Y allí surge el segundo milagro: Juana de Arco es una campesina –otra vez, la figura se repite, ¿sólo azar?-, una niña analfabeta que vive en el humilde pueblo de Domremy, a kilómetros de Paris. La historia es bien conocida para cada francés, que la repite de memoria desde los primeros días de la infancia.

La pequeña Juana, un día soleado recibe un ramalazo de luz en los ojos, frente al que cae de rodillas y su vida cambia ante esa luz brillante. Esa misma noche dice a todo aquel que quiera oírla en su pequeño pueblo, que ha recibido una aparición de Santa Catalina y de San Miguel que le ordenan, de forma tajante y clara guiar al ejército con sus propias manos, expulsar al invasor inglés y sentar a Carlos VII en el trono. 

A partir de allí, Juana, con una fuerza impetuosa, como una marea que todo lo puede, y una convicción prodigiosa –de nuevo, la similitud es innegable-consigue su propio ejército, convence al pusilánime rey Carlos VII de conseguirle tropas –milagro mediante- y logra lo que parece  imposible. Con soldados a su mando libera en pocas semanas la inconquistable ciudad de Orleans, expulsa a los ingleses y logra que Carlos VII sea declarado rey. Esta escena irrepetible dará un giro definitivo a la Guerra de los Cien Años.  

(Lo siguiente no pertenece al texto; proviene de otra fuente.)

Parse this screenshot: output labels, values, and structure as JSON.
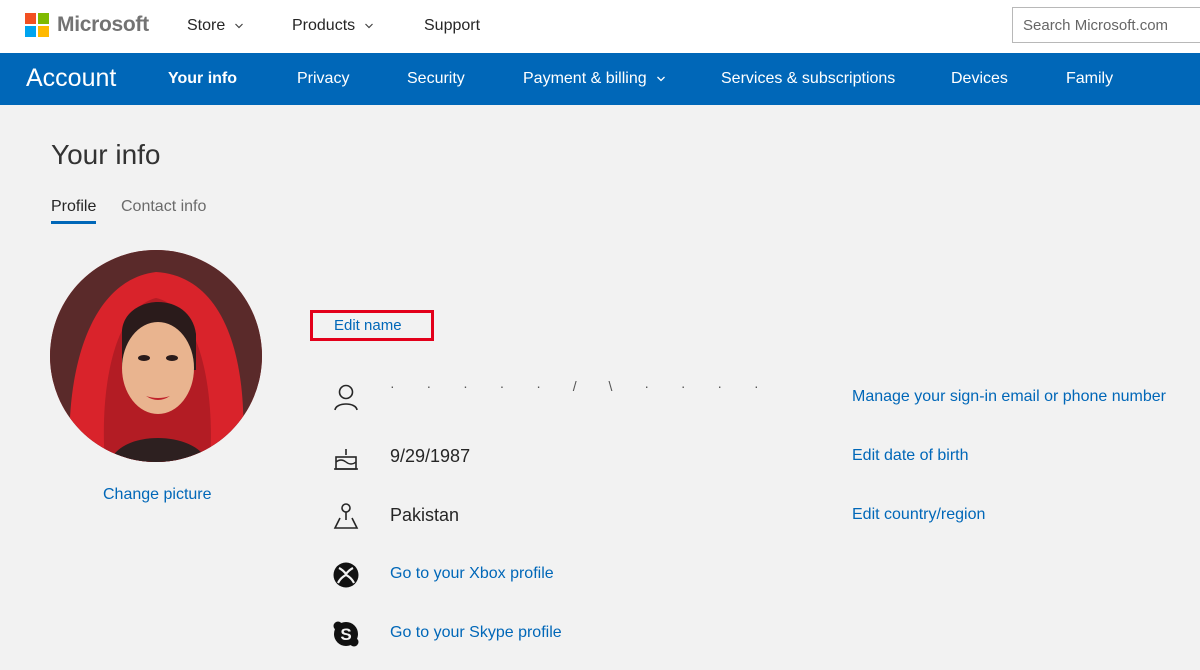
{
  "header": {
    "brand": "Microsoft",
    "logo_colors": [
      "#f25022",
      "#7fba00",
      "#00a4ef",
      "#ffb900"
    ],
    "nav": [
      {
        "label": "Store",
        "has_dropdown": true
      },
      {
        "label": "Products",
        "has_dropdown": true
      },
      {
        "label": "Support",
        "has_dropdown": false
      }
    ],
    "search_placeholder": "Search Microsoft.com"
  },
  "account_nav": {
    "brand": "Account",
    "accent_color": "#0067b8",
    "items": [
      {
        "label": "Your info",
        "active": true
      },
      {
        "label": "Privacy"
      },
      {
        "label": "Security"
      },
      {
        "label": "Payment & billing",
        "has_dropdown": true
      },
      {
        "label": "Services & subscriptions"
      },
      {
        "label": "Devices"
      },
      {
        "label": "Family"
      }
    ]
  },
  "page": {
    "title": "Your info",
    "tabs": [
      {
        "label": "Profile",
        "active": true
      },
      {
        "label": "Contact info"
      }
    ],
    "change_picture": "Change picture",
    "edit_name": "Edit name",
    "highlight_color": "#e3001b",
    "rows": [
      {
        "icon": "person-icon",
        "value": "· · · · · / \\ · · · ·",
        "link": "Manage your sign-in email or phone number"
      },
      {
        "icon": "birthday-cake-icon",
        "value": "9/29/1987",
        "link": "Edit date of birth"
      },
      {
        "icon": "location-pin-icon",
        "value": "Pakistan",
        "link": "Edit country/region"
      },
      {
        "icon": "xbox-icon",
        "link_text": "Go to your Xbox profile"
      },
      {
        "icon": "skype-icon",
        "link_text": "Go to your Skype profile"
      }
    ]
  }
}
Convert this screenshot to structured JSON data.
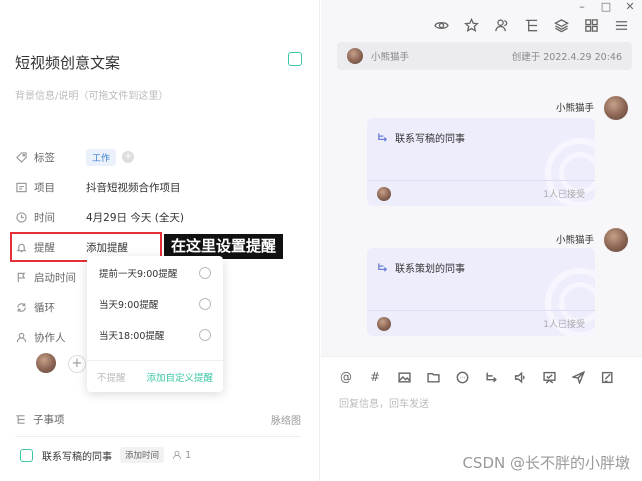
{
  "window": {
    "controls": [
      "–",
      "□",
      "✕"
    ]
  },
  "toolbar": {
    "icons": [
      "eye-icon",
      "star-icon",
      "users-icon",
      "tree-icon",
      "layers-icon",
      "apps-icon",
      "menu-icon"
    ]
  },
  "task": {
    "title": "短视频创意文案",
    "description_placeholder": "背景信息/说明（可拖文件到这里）"
  },
  "fields": {
    "tag_label": "标签",
    "tag_value": "工作",
    "project_label": "项目",
    "project_value": "抖音短视频合作项目",
    "time_label": "时间",
    "time_value": "4月29日 今天 (全天)",
    "reminder_label": "提醒",
    "reminder_value": "添加提醒",
    "start_label": "启动时间",
    "repeat_label": "循环",
    "collab_label": "协作人"
  },
  "callout": "在这里设置提醒",
  "dropdown": {
    "options": [
      "提前一天9:00提醒",
      "当天9:00提醒",
      "当天18:00提醒"
    ],
    "no_remind": "不提醒",
    "custom": "添加自定义提醒"
  },
  "subtasks": {
    "header": "子事项",
    "mindmap": "脉络图",
    "item_title": "联系写稿的同事",
    "item_badge": "添加时间",
    "item_count": "1"
  },
  "activity": {
    "creator_name": "小熊猫手",
    "created": "创建于 2022.4.29 20:46",
    "messages": [
      {
        "sender": "小熊猫手",
        "content": "联系写稿的同事",
        "accepted": "1人已接受"
      },
      {
        "sender": "小熊猫手",
        "content": "联系策划的同事",
        "accepted": "1人已接受"
      }
    ]
  },
  "composer": {
    "tools": [
      "at-icon",
      "hash-icon",
      "image-icon",
      "folder-icon",
      "chat-icon",
      "subtask-icon",
      "voice-icon",
      "card-icon",
      "send-icon",
      "edit-icon"
    ],
    "placeholder": "回复信息，回车发送"
  },
  "watermark": "CSDN @长不胖的小胖墩",
  "colors": {
    "accent": "#3dc6a8",
    "link": "#3b7fd6",
    "highlight": "#e5303a",
    "card_bg": "#eeedfc"
  }
}
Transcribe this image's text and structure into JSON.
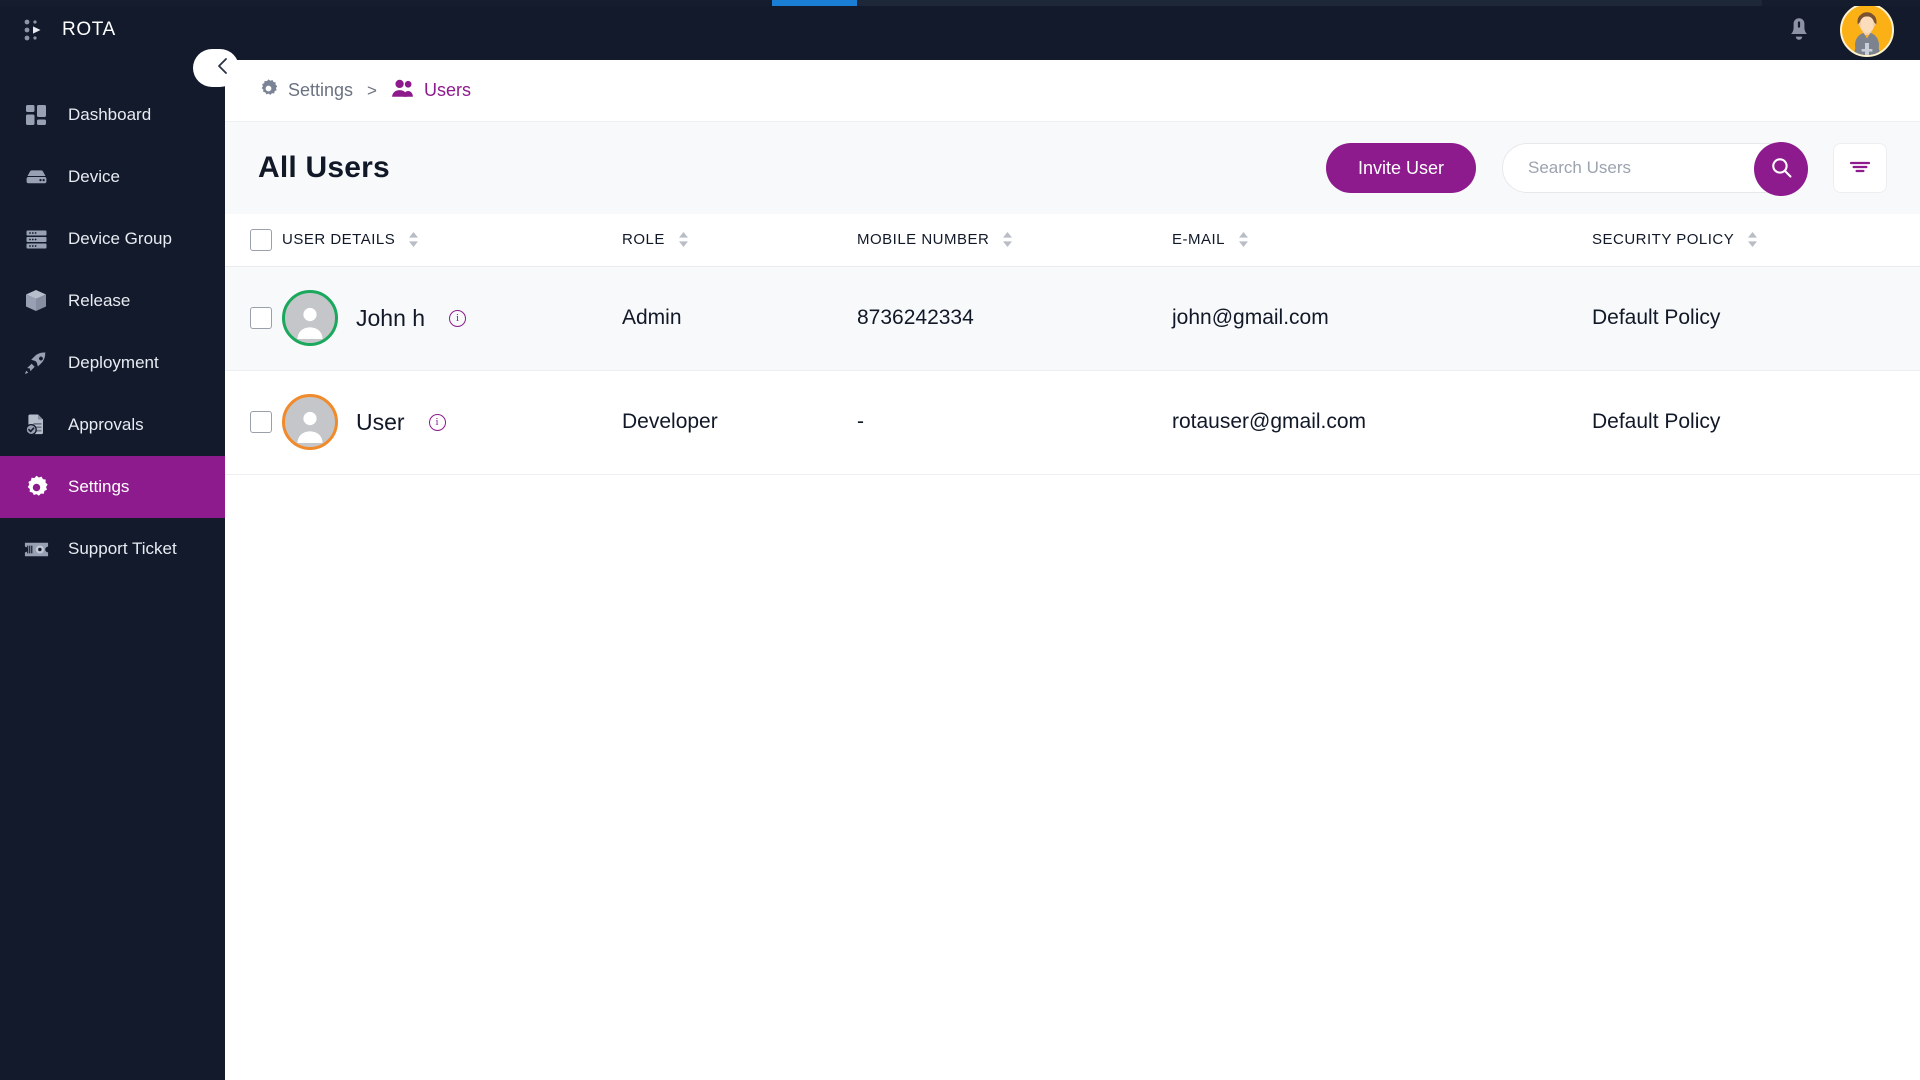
{
  "app": {
    "brand": "ROTA",
    "brand_icon": "dots-play-logo",
    "accent": "#8d1b8d",
    "sidebar_bg": "#121a2b"
  },
  "topbar": {
    "notification_icon": "bell-icon",
    "avatar_icon": "user-avatar",
    "progress_color": "#1a7fd4"
  },
  "sidebar": {
    "items": [
      {
        "label": "Dashboard",
        "icon": "dashboard-grid-icon",
        "active": false
      },
      {
        "label": "Device",
        "icon": "device-icon",
        "active": false
      },
      {
        "label": "Device Group",
        "icon": "device-group-icon",
        "active": false
      },
      {
        "label": "Release",
        "icon": "box-icon",
        "active": false
      },
      {
        "label": "Deployment",
        "icon": "rocket-icon",
        "active": false
      },
      {
        "label": "Approvals",
        "icon": "document-check-icon",
        "active": false
      },
      {
        "label": "Settings",
        "icon": "gear-icon",
        "active": true
      },
      {
        "label": "Support Ticket",
        "icon": "ticket-icon",
        "active": false
      }
    ]
  },
  "breadcrumb": {
    "collapse_icon": "chevron-left-icon",
    "items": [
      {
        "label": "Settings",
        "icon": "gear-icon",
        "current": false
      },
      {
        "label": "Users",
        "icon": "users-icon",
        "current": true
      }
    ],
    "separator": ">"
  },
  "panel": {
    "title": "All Users",
    "invite_label": "Invite User",
    "search_placeholder": "Search Users",
    "search_value": "",
    "search_icon": "search-icon",
    "filter_icon": "filter-icon"
  },
  "table": {
    "select_all_checked": false,
    "columns": [
      {
        "label": "USER DETAILS",
        "sortable": true
      },
      {
        "label": "ROLE",
        "sortable": true
      },
      {
        "label": "MOBILE NUMBER",
        "sortable": true
      },
      {
        "label": "E-MAIL",
        "sortable": true
      },
      {
        "label": "SECURITY POLICY",
        "sortable": true
      }
    ],
    "rows": [
      {
        "checked": false,
        "name": "John h",
        "avatar_ring": "#1aa85c",
        "role": "Admin",
        "mobile": "8736242334",
        "email": "john@gmail.com",
        "policy": "Default Policy"
      },
      {
        "checked": false,
        "name": "User",
        "avatar_ring": "#f08a2a",
        "role": "Developer",
        "mobile": "-",
        "email": "rotauser@gmail.com",
        "policy": "Default Policy"
      }
    ]
  }
}
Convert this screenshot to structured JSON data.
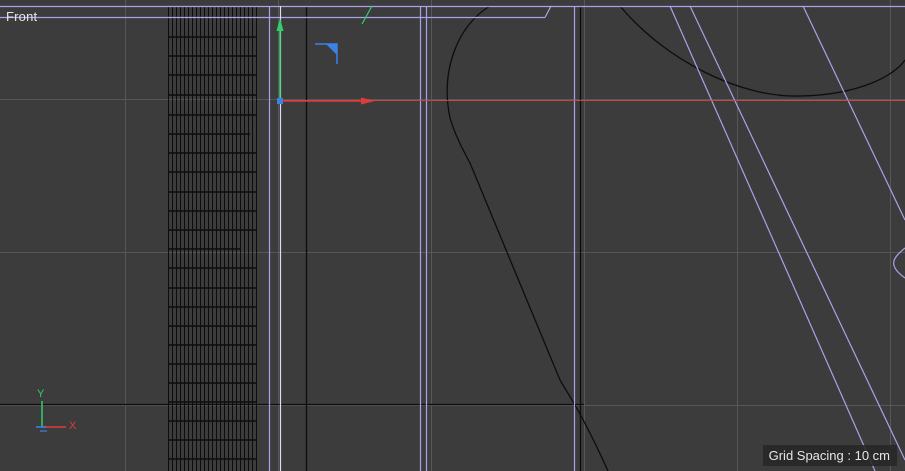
{
  "viewport": {
    "view_name": "Front",
    "grid_spacing_label": "Grid Spacing : 10 cm"
  },
  "axis_indicator": {
    "y_label": "Y",
    "x_label": "X"
  },
  "colors": {
    "background": "#3c3c3c",
    "grid_line": "#575757",
    "wire_black": "#0d0d0d",
    "wire_violet": "#a9a2ea",
    "wire_white": "#dcdcf5",
    "axis_x": "#e23b3b",
    "axis_y": "#2fd06a",
    "axis_z": "#3a82e6",
    "text": "#e6e6e6"
  },
  "icons": {
    "object_axis": "move-gizmo-icon",
    "camera_corner": "view-corner-icon",
    "world_axis": "world-axis-icon"
  }
}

La escena es increíble por lo inverosímil. Juana –recordemos- es una niña, casi, campesina orgullosa pero pequeña, con una fuerza que parece no caber  en su cuerpo menudo, guiando a soldados veteranos y curtidos en miles de las sangrientas batallas de la Edad Media, contra el mejor ejército del mundo en ese entonces. Y los derrotó.

Es un logro increíble, pero es más que eso. Es un incomprensible milagro.

Juana pagará este atrevimiento con su propia vida. Traicionada por Carlos VII, olvidada por la nobleza francesa, los ingleses la encerrarán y la torturarán física y psicológicamente. Juana no se doblega. Resiste y reza. Pero nada le servirá. Los ingleses la quemarán en la hoguera por bruja. Juana muere orgullosa entre el fuego que la quema, sin arrepentirse jamás. Antes, su rol en la Historia fue cumplido. Inspiradora de los franceses, su figura marca un cambio en la guerra y Francia, con ese empuje, con esa jovencita luminosa como estandarte y símbolo, expulsaría a los invasores ingleses. El milagro, otra vez, inesperado, luminoso y deslumbrante.

Un soldado fiel

El tercer y último milagro sucedió 500 años después. Alemania construye, a partir de 1933 un nuevo orden. Su objetivo es claro: construir un imperio que dure mil años.  Para eso necesita conquistar Europa. Francia e Inglaterra, ilusas, la dejan hacer, y no ven -o no quieren ver- que están alimentando a un monstruo. Ilusamente ven a Hitler como a un perro verde, extraño, pero dócil, fácil de contentar. Error fatal. 

A partir de entonces, la política de conquistas alemana es avasallante. Como cuchillo en la manteca, la máquina de guerra perfecta que ha estado construyendo en secreto el líder alemán  asombra al mundo. Conquista sin pestañear Austria, Checoslovaquia, Polonia, Bélgica y Holanda. Francia ve asombrada a las tropas de la Wehrmacht traspasar las Ardenas, y llegar en un suspiro a las puertas mismas de Paris. 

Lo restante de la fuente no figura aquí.